The intricate demands for “medical billing, documentation, and performance reporting requirements for value-based payment initiatives have made the U.S. healthcare system one of the most administratively burdensome in the world”. This hindrance culminates in unprecedented levels of burnout among doctors and other medical practitioners, diverts time away from providing direct patient care, and institutes billions of dollars in unnecessary administrative costs. Bruce Lee furthers in Forbes that physicians spend 37.0% of their time doing paperwork. The statistic serves as validation of the notion that insurance paperwork is a substantial factor contributing to physician turnover, as many healthcare practitioners prioritize patient interactions over allotting time towards fulfilling bureaucratic requirements.

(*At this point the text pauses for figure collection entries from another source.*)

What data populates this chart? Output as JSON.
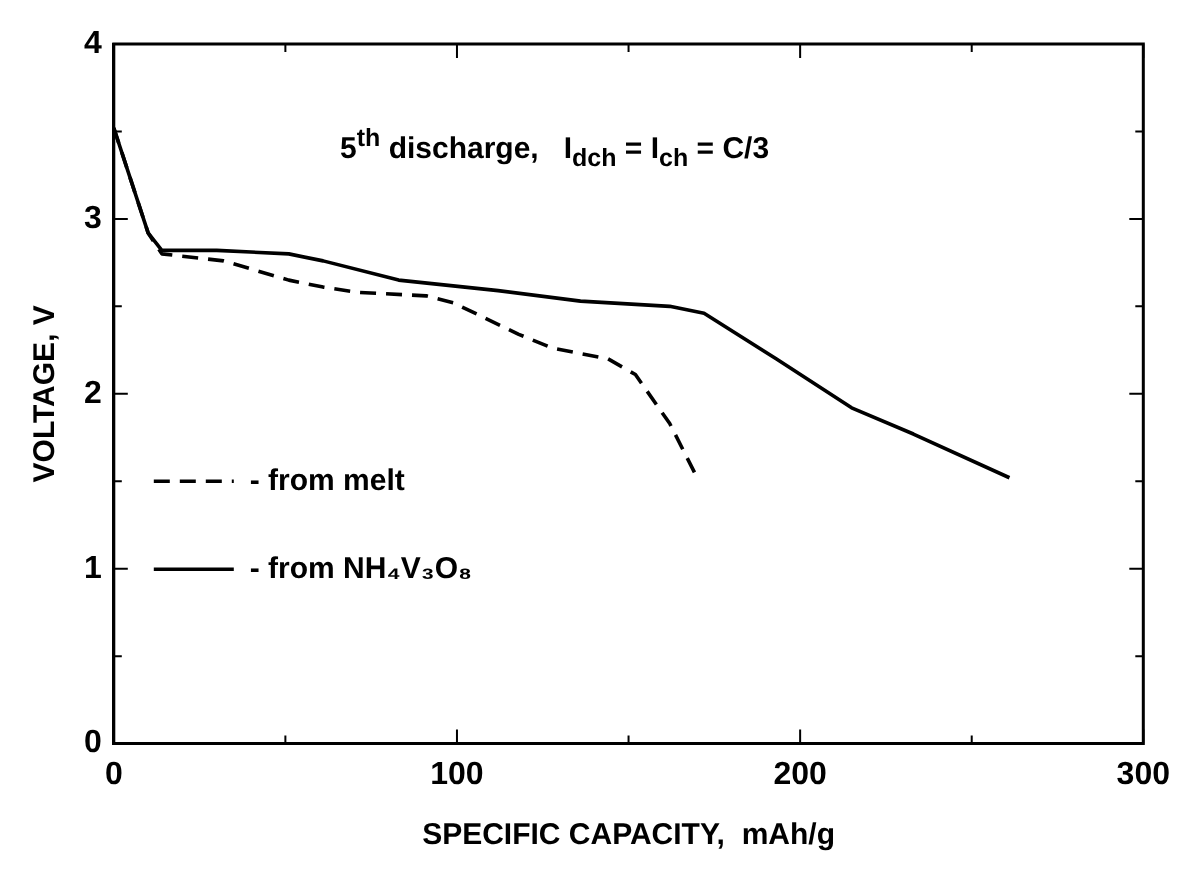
{
  "chart_data": {
    "type": "line",
    "xlabel": "SPECIFIC CAPACITY,  mAh/g",
    "ylabel": "VOLTAGE, V",
    "annotations": [
      "5$^{th}$ discharge,   I$_{dch}$ = I$_{ch}$ = C/3"
    ],
    "xlim": [
      0,
      300
    ],
    "ylim": [
      0,
      4
    ],
    "xticks": [
      0,
      {
        "value": 50,
        "label": null
      },
      100,
      {
        "value": 150,
        "label": null
      },
      200,
      {
        "value": 250,
        "label": null
      },
      300
    ],
    "yticks": [
      0,
      {
        "value": 0.5,
        "label": null
      },
      1,
      {
        "value": 1.5,
        "label": null
      },
      2,
      {
        "value": 2.5,
        "label": null
      },
      3,
      {
        "value": 3.5,
        "label": null
      },
      4
    ],
    "grid": false,
    "legend": "left",
    "marker": "none",
    "series": [
      {
        "name": "- from melt",
        "color": "#000000",
        "line_style": "dashed",
        "x": [
          0,
          10,
          14,
          32,
          51,
          61,
          71,
          91,
          99,
          118,
          128,
          144,
          152,
          162,
          170
        ],
        "values": [
          3.52,
          2.92,
          2.8,
          2.76,
          2.65,
          2.61,
          2.58,
          2.56,
          2.52,
          2.34,
          2.26,
          2.2,
          2.11,
          1.83,
          1.52
        ]
      },
      {
        "name": "- from NH₄V₃O₈",
        "color": "#000000",
        "line_style": "solid",
        "x": [
          0,
          10,
          14,
          30,
          51,
          61,
          83,
          112,
          136,
          162,
          172,
          193,
          215,
          233,
          261
        ],
        "values": [
          3.52,
          2.92,
          2.82,
          2.82,
          2.8,
          2.76,
          2.65,
          2.59,
          2.53,
          2.5,
          2.46,
          2.2,
          1.92,
          1.77,
          1.52
        ]
      }
    ]
  }
}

It can be posited that despite a potential enhancement in the efficiency of physicians under a Medicare for All system, this does not adequately reconcile the inevitable prolongation of waiting times. This phenomenon can be associated with the exacerbation of demand for medical services in conjunction with the constrained availability of resources, leading to a protracted waiting period for patients seeking medical attention. However, Thomas Waldrop expresses in the Center for American Progress that these wait time studies overlook a crucial aspect of the current healthcare landscape; the fact that over 27 million individuals are uninsured and are subject to an infinite wait time would render them uniquely vulnerable in the status quo. Thus, the reduction of the administrative bureaucracy of private health insurance has the potential to result in a long-lasting increase in economic productivity and efficiency. Even given the lower billing administration work, a universal healthcare system is guaranteed to considerably boost overall employment in the healthcare sector via increased job quality, boosted wages, lessened economic shock, and the production of a net increase in public spending.

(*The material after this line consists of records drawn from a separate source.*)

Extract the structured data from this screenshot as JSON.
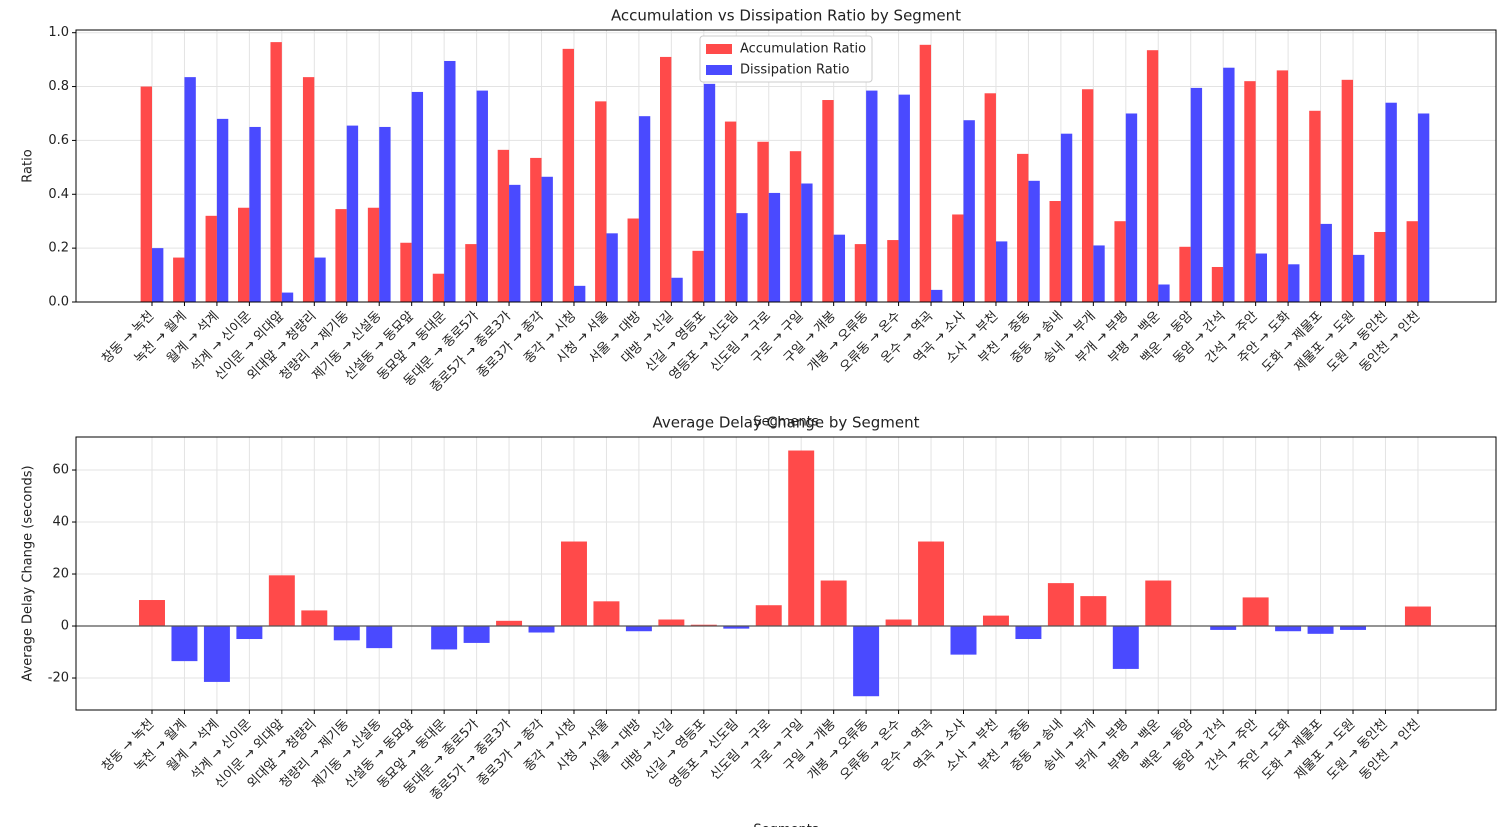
{
  "chart_data": [
    {
      "type": "grouped_bar",
      "title": "Accumulation vs Dissipation Ratio by Segment",
      "x_label": "Segments",
      "y_label": "Ratio",
      "categories": [
        "창동 → 녹천",
        "녹천 → 월계",
        "월계 → 석계",
        "석계 → 신이문",
        "신이문 → 외대앞",
        "외대앞 → 청량리",
        "청량리 → 제기동",
        "제기동 → 신설동",
        "신설동 → 동묘앞",
        "동묘앞 → 동대문",
        "동대문 → 종로5가",
        "종로5가 → 종로3가",
        "종로3가 → 종각",
        "종각 → 시청",
        "시청 → 서울",
        "서울 → 대방",
        "대방 → 신길",
        "신길 → 영등포",
        "영등포 → 신도림",
        "신도림 → 구로",
        "구로 → 구일",
        "구일 → 개봉",
        "개봉 → 오류동",
        "오류동 → 온수",
        "온수 → 역곡",
        "역곡 → 소사",
        "소사 → 부천",
        "부천 → 중동",
        "중동 → 송내",
        "송내 → 부개",
        "부개 → 부평",
        "부평 → 백운",
        "백운 → 동암",
        "동암 → 간석",
        "간석 → 주안",
        "주안 → 도화",
        "도화 → 제물포",
        "제물포 → 도원",
        "도원 → 동인천",
        "동인천 → 인천"
      ],
      "series": [
        {
          "name": "Accumulation Ratio",
          "color": "#ff4a4a",
          "values": [
            0.8,
            0.165,
            0.32,
            0.35,
            0.965,
            0.835,
            0.345,
            0.35,
            0.22,
            0.105,
            0.215,
            0.565,
            0.535,
            0.94,
            0.745,
            0.31,
            0.91,
            0.19,
            0.67,
            0.595,
            0.56,
            0.75,
            0.215,
            0.23,
            0.955,
            0.325,
            0.775,
            0.55,
            0.375,
            0.79,
            0.3,
            0.935,
            0.205,
            0.13,
            0.82,
            0.86,
            0.71,
            0.825,
            0.26,
            0.3
          ]
        },
        {
          "name": "Dissipation Ratio",
          "color": "#4a4aff",
          "values": [
            0.2,
            0.835,
            0.68,
            0.65,
            0.035,
            0.165,
            0.655,
            0.65,
            0.78,
            0.895,
            0.785,
            0.435,
            0.465,
            0.06,
            0.255,
            0.69,
            0.09,
            0.81,
            0.33,
            0.405,
            0.44,
            0.25,
            0.785,
            0.77,
            0.045,
            0.675,
            0.225,
            0.45,
            0.625,
            0.21,
            0.7,
            0.065,
            0.795,
            0.87,
            0.18,
            0.14,
            0.29,
            0.175,
            0.74,
            0.7
          ]
        }
      ],
      "ylim": [
        0,
        1.01
      ],
      "yticks": [
        {
          "value": 0,
          "label": "0.0"
        },
        {
          "value": 0.2,
          "label": "0.2"
        },
        {
          "value": 0.4,
          "label": "0.4"
        },
        {
          "value": 0.6,
          "label": "0.6"
        },
        {
          "value": 0.8,
          "label": "0.8"
        },
        {
          "value": 1,
          "label": "1.0"
        }
      ],
      "grid": true,
      "legend": "upper center"
    },
    {
      "type": "signed_bar",
      "title": "Average Delay Change by Segment",
      "x_label": "Segments",
      "y_label": "Average Delay Change (seconds)",
      "categories": [
        "창동 → 녹천",
        "녹천 → 월계",
        "월계 → 석계",
        "석계 → 신이문",
        "신이문 → 외대앞",
        "외대앞 → 청량리",
        "청량리 → 제기동",
        "제기동 → 신설동",
        "신설동 → 동묘앞",
        "동묘앞 → 동대문",
        "동대문 → 종로5가",
        "종로5가 → 종로3가",
        "종로3가 → 종각",
        "종각 → 시청",
        "시청 → 서울",
        "서울 → 대방",
        "대방 → 신길",
        "신길 → 영등포",
        "영등포 → 신도림",
        "신도림 → 구로",
        "구로 → 구일",
        "구일 → 개봉",
        "개봉 → 오류동",
        "오류동 → 온수",
        "온수 → 역곡",
        "역곡 → 소사",
        "소사 → 부천",
        "부천 → 중동",
        "중동 → 송내",
        "송내 → 부개",
        "부개 → 부평",
        "부평 → 백운",
        "백운 → 동암",
        "동암 → 간석",
        "간석 → 주안",
        "주안 → 도화",
        "도화 → 제물포",
        "제물포 → 도원",
        "도원 → 동인천",
        "동인천 → 인천"
      ],
      "values": [
        10,
        -13.5,
        -21.5,
        -5,
        19.5,
        6,
        -5.5,
        -8.5,
        0,
        -9,
        -6.5,
        2,
        -2.5,
        32.5,
        9.5,
        -2,
        2.5,
        0.5,
        -1,
        8,
        67.5,
        17.5,
        -27,
        2.5,
        32.5,
        -11,
        4,
        -5,
        16.5,
        11.5,
        -16.5,
        17.5,
        0,
        -1.5,
        11,
        -2,
        -3,
        -1.5,
        0,
        7.5
      ],
      "positive_color": "#ff4a4a",
      "negative_color": "#4a4aff",
      "ylim": [
        -32.3,
        72.7
      ],
      "yticks": [
        -20,
        0,
        20,
        40,
        60
      ],
      "grid": true
    }
  ]
}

Medicare for All leaves no one behind. Refining America’s healthcare system offers solvency to the moral responsibility of providing health care as a human right, independent of job or wealth. The medical community should grasp this opportunity to promote well-being, boost prosperity, and develop an impartial healthcare system for all Americans. Instead of attempting to limit the expenses associated with expanding coverage, politicians should attempt to alleviate the hardship on those who are defined as “consumers”. Without a shift toward Medicare for All, the notion that healthcare is just another commodity that people may choose whether or not to purchase would continue to linger in the societal norms surrounding healthcare.